Keep the cooling stack clean: A clogged radiator raises ambient temperature under the hood. That ambient heat directly raises transmission fluid temperature. It’s a chain reaction, and it starts with a dirty front end.
Aftermarket Calibration: Electronic Tuning That Actually Helps
Ram has issued software updates through multiple Technical Service Bulletins to address harsh shifts, poor low-speed shift quality, and noise during coasting. These help with drivability. They don’t increase physical clamping force.
For commercial operators, HP Tuners was first to market with dedicated Aisin AS69RC tuning through the OBD port. A proper calibration adjusts shift scheduling, prevents premature upshifts under load, commands earlier lockup engagement, and raises baseline line pressure from the solenoids.
Higher line pressure means the clutch packs clamp faster and harder.

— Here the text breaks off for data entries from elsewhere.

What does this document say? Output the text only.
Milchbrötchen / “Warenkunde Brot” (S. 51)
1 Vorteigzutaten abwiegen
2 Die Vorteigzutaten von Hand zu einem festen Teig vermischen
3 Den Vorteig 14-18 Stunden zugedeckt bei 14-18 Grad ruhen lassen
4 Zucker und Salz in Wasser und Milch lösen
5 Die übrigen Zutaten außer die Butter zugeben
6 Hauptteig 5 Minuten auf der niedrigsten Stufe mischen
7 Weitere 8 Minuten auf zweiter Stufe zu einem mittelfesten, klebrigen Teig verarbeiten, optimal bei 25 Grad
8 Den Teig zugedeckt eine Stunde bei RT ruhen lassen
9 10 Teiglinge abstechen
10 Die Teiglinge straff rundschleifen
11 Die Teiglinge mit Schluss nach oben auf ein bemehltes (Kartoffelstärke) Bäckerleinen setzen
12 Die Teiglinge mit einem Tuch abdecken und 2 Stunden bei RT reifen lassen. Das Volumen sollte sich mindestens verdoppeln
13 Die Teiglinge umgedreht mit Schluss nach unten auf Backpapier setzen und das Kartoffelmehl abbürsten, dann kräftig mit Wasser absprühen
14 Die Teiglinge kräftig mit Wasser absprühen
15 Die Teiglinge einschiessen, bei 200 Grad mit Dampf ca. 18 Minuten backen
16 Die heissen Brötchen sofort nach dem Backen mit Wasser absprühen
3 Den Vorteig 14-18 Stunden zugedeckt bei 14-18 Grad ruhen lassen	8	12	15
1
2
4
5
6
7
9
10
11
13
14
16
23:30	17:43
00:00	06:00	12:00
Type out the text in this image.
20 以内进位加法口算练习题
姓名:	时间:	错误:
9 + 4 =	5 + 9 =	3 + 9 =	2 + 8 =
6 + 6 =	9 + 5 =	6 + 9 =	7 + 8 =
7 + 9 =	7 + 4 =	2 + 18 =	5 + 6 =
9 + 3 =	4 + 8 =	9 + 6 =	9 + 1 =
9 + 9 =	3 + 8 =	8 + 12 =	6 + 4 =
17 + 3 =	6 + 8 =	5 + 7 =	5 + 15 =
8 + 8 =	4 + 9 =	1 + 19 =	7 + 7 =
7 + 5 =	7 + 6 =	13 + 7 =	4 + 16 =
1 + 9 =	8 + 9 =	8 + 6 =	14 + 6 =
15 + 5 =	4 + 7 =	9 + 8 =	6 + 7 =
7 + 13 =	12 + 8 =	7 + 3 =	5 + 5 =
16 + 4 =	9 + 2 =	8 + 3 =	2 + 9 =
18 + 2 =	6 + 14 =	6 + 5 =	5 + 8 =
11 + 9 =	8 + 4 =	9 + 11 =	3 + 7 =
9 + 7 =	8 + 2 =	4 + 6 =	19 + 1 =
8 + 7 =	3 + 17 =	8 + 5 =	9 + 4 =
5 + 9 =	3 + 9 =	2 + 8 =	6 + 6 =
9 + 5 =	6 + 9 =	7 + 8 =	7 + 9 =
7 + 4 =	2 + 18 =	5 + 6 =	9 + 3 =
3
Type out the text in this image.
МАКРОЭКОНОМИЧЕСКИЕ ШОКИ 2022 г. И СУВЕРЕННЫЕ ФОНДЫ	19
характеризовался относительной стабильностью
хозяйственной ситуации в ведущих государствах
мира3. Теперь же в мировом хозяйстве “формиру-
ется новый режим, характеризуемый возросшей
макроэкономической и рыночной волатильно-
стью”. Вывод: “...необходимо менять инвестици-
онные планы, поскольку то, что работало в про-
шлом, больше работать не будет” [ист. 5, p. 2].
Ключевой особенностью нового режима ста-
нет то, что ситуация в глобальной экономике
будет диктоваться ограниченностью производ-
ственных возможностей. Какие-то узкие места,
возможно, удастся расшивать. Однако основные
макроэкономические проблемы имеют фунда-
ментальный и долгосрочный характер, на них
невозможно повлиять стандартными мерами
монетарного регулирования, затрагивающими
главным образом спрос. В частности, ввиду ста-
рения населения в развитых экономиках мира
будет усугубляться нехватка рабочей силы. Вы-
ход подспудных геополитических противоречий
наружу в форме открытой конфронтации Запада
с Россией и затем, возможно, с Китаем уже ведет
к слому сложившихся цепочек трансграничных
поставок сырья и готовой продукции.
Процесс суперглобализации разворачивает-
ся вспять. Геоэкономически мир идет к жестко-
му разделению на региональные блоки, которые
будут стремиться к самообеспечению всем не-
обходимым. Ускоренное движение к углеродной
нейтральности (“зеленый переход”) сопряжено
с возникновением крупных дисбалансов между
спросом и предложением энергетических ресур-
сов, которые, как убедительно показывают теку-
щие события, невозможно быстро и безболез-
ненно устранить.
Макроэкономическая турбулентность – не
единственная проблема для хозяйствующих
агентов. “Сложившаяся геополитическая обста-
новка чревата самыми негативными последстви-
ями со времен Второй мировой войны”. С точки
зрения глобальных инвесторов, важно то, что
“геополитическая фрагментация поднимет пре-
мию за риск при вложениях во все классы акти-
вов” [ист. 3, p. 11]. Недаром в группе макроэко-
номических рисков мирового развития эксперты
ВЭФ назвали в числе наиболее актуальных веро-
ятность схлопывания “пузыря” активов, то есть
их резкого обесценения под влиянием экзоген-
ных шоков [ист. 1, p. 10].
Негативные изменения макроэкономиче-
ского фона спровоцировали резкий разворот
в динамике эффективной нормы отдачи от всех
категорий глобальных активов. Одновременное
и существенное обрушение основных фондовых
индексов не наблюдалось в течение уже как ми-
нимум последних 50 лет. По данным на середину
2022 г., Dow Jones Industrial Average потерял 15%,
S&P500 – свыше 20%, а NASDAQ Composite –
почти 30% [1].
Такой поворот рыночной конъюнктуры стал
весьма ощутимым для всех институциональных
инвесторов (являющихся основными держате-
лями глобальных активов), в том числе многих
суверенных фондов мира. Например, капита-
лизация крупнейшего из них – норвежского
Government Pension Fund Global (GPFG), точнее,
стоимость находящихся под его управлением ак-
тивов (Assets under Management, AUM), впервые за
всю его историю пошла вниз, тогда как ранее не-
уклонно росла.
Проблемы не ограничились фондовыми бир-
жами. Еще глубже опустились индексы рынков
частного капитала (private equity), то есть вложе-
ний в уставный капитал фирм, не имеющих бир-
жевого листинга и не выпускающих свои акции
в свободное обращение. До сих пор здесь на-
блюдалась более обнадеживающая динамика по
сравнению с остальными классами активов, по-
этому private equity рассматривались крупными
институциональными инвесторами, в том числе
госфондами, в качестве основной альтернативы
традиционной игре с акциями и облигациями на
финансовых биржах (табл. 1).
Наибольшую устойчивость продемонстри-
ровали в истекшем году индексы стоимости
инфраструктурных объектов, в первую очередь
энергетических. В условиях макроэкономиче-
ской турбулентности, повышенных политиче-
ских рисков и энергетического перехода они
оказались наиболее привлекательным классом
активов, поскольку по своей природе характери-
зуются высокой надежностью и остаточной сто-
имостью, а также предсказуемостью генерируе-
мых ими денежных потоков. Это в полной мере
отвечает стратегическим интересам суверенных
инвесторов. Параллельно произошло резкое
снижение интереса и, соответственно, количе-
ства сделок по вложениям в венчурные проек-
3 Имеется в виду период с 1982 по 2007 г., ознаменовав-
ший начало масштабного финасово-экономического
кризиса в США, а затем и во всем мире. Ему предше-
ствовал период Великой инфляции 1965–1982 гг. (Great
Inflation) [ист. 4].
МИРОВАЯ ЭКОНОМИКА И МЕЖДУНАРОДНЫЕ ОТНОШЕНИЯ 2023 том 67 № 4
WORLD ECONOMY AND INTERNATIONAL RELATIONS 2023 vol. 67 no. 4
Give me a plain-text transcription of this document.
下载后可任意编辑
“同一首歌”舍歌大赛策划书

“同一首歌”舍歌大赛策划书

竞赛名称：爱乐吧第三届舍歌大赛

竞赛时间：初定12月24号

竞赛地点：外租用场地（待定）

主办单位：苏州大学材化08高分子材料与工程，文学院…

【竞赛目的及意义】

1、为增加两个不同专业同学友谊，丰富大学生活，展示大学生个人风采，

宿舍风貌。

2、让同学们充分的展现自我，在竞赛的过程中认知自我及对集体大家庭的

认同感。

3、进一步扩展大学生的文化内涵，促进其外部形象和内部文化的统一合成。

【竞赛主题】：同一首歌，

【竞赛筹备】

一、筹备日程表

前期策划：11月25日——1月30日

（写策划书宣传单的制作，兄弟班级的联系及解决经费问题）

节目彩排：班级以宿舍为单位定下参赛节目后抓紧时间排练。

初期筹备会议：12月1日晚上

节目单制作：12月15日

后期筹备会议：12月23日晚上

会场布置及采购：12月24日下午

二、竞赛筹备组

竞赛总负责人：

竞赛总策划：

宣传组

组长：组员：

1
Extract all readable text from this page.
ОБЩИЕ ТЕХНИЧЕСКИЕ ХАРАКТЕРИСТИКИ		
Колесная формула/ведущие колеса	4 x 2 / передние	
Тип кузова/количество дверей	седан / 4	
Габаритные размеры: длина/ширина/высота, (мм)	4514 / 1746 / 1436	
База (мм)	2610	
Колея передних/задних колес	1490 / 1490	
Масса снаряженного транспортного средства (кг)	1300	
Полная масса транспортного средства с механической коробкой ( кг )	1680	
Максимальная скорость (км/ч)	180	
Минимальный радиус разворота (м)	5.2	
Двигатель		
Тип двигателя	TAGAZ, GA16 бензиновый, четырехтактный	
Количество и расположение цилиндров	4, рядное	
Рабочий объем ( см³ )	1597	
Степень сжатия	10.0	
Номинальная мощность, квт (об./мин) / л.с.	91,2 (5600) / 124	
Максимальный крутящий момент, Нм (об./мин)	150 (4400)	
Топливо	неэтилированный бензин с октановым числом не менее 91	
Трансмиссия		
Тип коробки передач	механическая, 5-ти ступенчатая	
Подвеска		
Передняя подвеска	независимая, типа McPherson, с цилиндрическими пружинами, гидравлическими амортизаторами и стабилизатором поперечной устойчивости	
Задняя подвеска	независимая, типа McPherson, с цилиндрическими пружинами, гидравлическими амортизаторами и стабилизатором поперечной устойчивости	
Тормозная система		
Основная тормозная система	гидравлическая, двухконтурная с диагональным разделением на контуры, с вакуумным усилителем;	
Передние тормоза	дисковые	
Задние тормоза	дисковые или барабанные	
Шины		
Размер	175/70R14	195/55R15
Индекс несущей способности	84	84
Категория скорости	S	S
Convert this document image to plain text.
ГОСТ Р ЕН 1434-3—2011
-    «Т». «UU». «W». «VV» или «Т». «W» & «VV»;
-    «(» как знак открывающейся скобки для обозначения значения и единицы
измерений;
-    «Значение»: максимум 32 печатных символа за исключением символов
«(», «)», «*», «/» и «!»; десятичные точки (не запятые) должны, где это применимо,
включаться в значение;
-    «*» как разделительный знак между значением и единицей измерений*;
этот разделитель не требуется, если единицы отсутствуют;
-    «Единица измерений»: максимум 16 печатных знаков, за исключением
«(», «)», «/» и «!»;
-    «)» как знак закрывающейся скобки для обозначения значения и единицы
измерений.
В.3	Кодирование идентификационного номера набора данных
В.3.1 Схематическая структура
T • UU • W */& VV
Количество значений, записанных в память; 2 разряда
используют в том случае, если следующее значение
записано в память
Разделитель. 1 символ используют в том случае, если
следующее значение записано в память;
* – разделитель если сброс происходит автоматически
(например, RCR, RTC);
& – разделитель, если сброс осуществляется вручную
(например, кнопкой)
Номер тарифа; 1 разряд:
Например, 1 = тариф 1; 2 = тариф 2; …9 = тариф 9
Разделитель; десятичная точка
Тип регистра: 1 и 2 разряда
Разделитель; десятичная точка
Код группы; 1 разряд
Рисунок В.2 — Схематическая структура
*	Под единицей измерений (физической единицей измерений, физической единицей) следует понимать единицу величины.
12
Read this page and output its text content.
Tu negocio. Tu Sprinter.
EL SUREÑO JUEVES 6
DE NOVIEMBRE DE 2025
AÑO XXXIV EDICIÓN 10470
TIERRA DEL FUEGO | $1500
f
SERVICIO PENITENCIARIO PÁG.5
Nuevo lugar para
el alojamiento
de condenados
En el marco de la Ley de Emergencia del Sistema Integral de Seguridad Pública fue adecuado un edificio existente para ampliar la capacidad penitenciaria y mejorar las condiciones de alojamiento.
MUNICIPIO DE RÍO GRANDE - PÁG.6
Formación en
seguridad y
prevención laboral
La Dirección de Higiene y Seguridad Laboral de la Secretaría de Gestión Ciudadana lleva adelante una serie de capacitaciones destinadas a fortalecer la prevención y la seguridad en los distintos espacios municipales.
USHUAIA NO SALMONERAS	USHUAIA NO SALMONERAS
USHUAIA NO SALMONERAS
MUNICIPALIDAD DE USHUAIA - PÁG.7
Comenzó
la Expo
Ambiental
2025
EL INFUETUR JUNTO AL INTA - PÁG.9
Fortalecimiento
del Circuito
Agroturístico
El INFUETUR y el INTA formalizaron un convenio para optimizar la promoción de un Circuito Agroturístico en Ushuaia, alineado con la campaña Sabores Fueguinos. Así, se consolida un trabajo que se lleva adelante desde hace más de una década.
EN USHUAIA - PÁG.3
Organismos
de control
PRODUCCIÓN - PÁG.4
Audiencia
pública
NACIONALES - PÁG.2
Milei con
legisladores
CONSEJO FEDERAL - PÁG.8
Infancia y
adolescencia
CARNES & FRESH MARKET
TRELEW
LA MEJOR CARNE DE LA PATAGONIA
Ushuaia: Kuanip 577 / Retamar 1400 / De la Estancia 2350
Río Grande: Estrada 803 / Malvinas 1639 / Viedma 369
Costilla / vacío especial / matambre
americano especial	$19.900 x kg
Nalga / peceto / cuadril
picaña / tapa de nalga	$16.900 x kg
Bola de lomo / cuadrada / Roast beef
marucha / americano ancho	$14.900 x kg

Less slip. Less heat. Longer life.
The Bottom Line on Ram Aisin Transmission Problems
The Aisin transmissions in Ram heavy-duty trucks have a solid structural foundation. The torque capacity is real. The commercial-duty design intent is genuine. But the execution has some meaningful gaps — a torque converter that’s undersized for the application, valve body accumulators with no sealing, a thermal bypass valve that fails silently, and a snap ring defect serious enough to strand you in traffic and trigger a federal safety investigation.
The good news: every single one of these failure modes has a known solution. The hardware upgrades exist. The service intervals are manageable. The diagnostic codes are consistent. If you own one of these trucks and you use it the way it was designed to be used — pulling heavy loads, every day — get ahead of these issues before they get ahead of you.